Naval Postgraduate School (NPS) Senior Lecturer E. Cory Yoder recently co-authored the fourth edition of the Defense Contingency Contracting Handbook (DCCHB).
Contract procurement during contingency operations has become increasingly important to mission success in post disaster operations, and in high-conflict areas like Iraq and Afghanistan. Contracting officials in both stateside and overseas contingency operations require specialized training in what can be challenging operational environments.
“In the past, we sent guys into the field without the proper training,” said Yoder. “Regulations were violated because the people on the ground did not have the tools and training necessary to get the job done.”
This becomes especially problematic in places where business practices deviate from Western norms. Contracting in the Middle East has proven to be particularly difficult. Gift giving is a common Middle Eastern practice and it is not unusual for Middle Eastern contractors to employ family members or members of a particular ethnic community. The latest guidebook deals with these and other challenges faced by contractors in a contingency environment.
Yoder’s involvement in the DCCHB came about after a series of papers written by Yoder about the contracting process in Iraq and Afghanistan were recognized.
“I had written some papers, published by the NPS Acquisition Research Program, and was not aware of their impact. I later learned that they were picked up by Dr. Jacques Gansler, the former Under Secretary of Defense for Acquisition, and lead author of ‘Urgent Reform Required: Army Expedition Contracting – Report to Congress,’” said Yoder. “He used my papers to make recommendations to congress … My recommendations were eventually incorporated into federal law.”
Yoder credits several of his colleagues at the Naval War College, the Defense Acquisition University and contributors from the Department of Defense for collaboration on the current edition.
“This wasn’t an individual effort by any means … a lot of people were instrumental in all aspects of program management, production, and content, the specialists on the working group, the program office at DPAP [Defense Procurement and Acquisition Policy] including, but not limited to U.S. Air Force Lt. Col. Anne Christianson, and the LMI contracting team, including Chris Coy, among many others, were instrumental in making the book a success,” said Yoder.
“Naval War College Associate Professor Dr. Dayne Nix and William “Bill” Long, a professor at the Defense Acquisition University, were instrumental in re-writing the book,” continued Yoder. “Bill was instrumental in developing the very first DCCHB, and we’ve been involved ever since.”

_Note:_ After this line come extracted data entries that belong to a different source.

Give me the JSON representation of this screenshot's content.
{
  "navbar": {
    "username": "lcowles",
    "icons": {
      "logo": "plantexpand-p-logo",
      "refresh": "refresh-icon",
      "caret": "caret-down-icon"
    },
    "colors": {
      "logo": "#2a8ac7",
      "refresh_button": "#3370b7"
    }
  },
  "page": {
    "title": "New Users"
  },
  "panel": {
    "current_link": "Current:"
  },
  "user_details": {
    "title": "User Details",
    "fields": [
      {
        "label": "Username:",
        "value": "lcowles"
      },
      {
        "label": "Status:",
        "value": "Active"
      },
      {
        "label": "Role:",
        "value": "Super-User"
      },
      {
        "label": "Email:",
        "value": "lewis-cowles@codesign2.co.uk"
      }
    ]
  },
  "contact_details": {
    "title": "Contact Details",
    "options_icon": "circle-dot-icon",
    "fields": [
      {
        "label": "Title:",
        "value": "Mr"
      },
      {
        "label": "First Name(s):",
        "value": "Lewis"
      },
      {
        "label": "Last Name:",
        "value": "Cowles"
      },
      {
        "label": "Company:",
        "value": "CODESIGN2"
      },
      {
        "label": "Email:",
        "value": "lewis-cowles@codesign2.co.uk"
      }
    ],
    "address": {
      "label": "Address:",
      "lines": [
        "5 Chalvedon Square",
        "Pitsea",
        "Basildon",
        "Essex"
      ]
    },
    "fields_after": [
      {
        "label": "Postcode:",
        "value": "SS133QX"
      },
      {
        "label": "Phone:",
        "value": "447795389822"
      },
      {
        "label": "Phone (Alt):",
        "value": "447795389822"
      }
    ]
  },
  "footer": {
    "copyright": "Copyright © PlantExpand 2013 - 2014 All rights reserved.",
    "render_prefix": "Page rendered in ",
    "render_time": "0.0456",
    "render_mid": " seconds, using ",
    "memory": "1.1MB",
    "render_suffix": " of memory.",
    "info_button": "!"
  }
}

Yoder also solicited information and lessons learned from students in his contingency contracting course at NPS.
The handbook is already showing promise and has received encouraging feedback from senior leaders and project sponsors.
“Professor Yoder's work on the Defense Contingency Contracting Handbook is a prime example of the close interrelationship between our faculty, our students and our research and curriculum sponsors,” said the Dean of NPS’ Graduate School of Business and Public Policy School, Dr. Bill Gates.
“To capture the latest regulations, policies and best practices for contingency contracting, our contracting program sponsors sought the expertise residing at NPS. They asked Professor Yoder to co-author a handbook that will be issued to operational contracting officers throughout the world,” continued Gates.
Nix worked with Yoder to ensure that the handbook emphasized the role of contracting officials in the joint planning process. Nix teaches operational planning at the Navy War College.
“I work hard to make sure that individuals involved in contracting are incorporated into the planning process … In the operational world we live in today, contracting is a very important aspect of what we do,” said Nix. “In modern conflicts, up to 50 percent of personnel are contractors … It is necessary to have a contracting officer on the combatant commander’s staff.”
Nix also took the joint nature of modern military operations into consideration when crafting operational planning guidance for contracting officials.
“Wars today are fought jointly, everyone that is involved in operational planning needs to understand how the joint world operates,” continued Nix.
But its not just joint operations and remote locales that make the contracting world so challenging; the contracting process itself is inherently difficult. Contracting is governed by myriad regulations, laws and procedures, which are coupled with documentary requirements, and local protocols than can easily overwhelm a non-specialist.
“In contracting there is a great deal of legislation,” said Yoder. “Protocols, checks and balances, no one can remember them all. We began to ask ourselves, ‘how do we change things to meet the unique requirements of men and women in the field?’”
The latest handbook is, amongst other things, Yoder’s attempt to answer that question. In addition to information on basic contingency contracting, the updated handbook features information for senior officers who are transitioning from tactical contracting to operational and strategic-level contracting, and contains links to training, Power Point presentations and exams.
Of note, Anne Christianson, when PM at DPAP on the project, was instrumental in bringing my work into the prior editions of the handbook, helped include papers that I had published, and was key in getting my name and the Naval Postgraduate School name into the prior editions of the book. For the current edition, DCCHB V4, I worked closely via online communication and phone with LMI contractor Chris Coy, in particular for the work that Bill, Dayne and I did, along with essential content elements that I worked with students in the MN3318 Contingency Contracting course.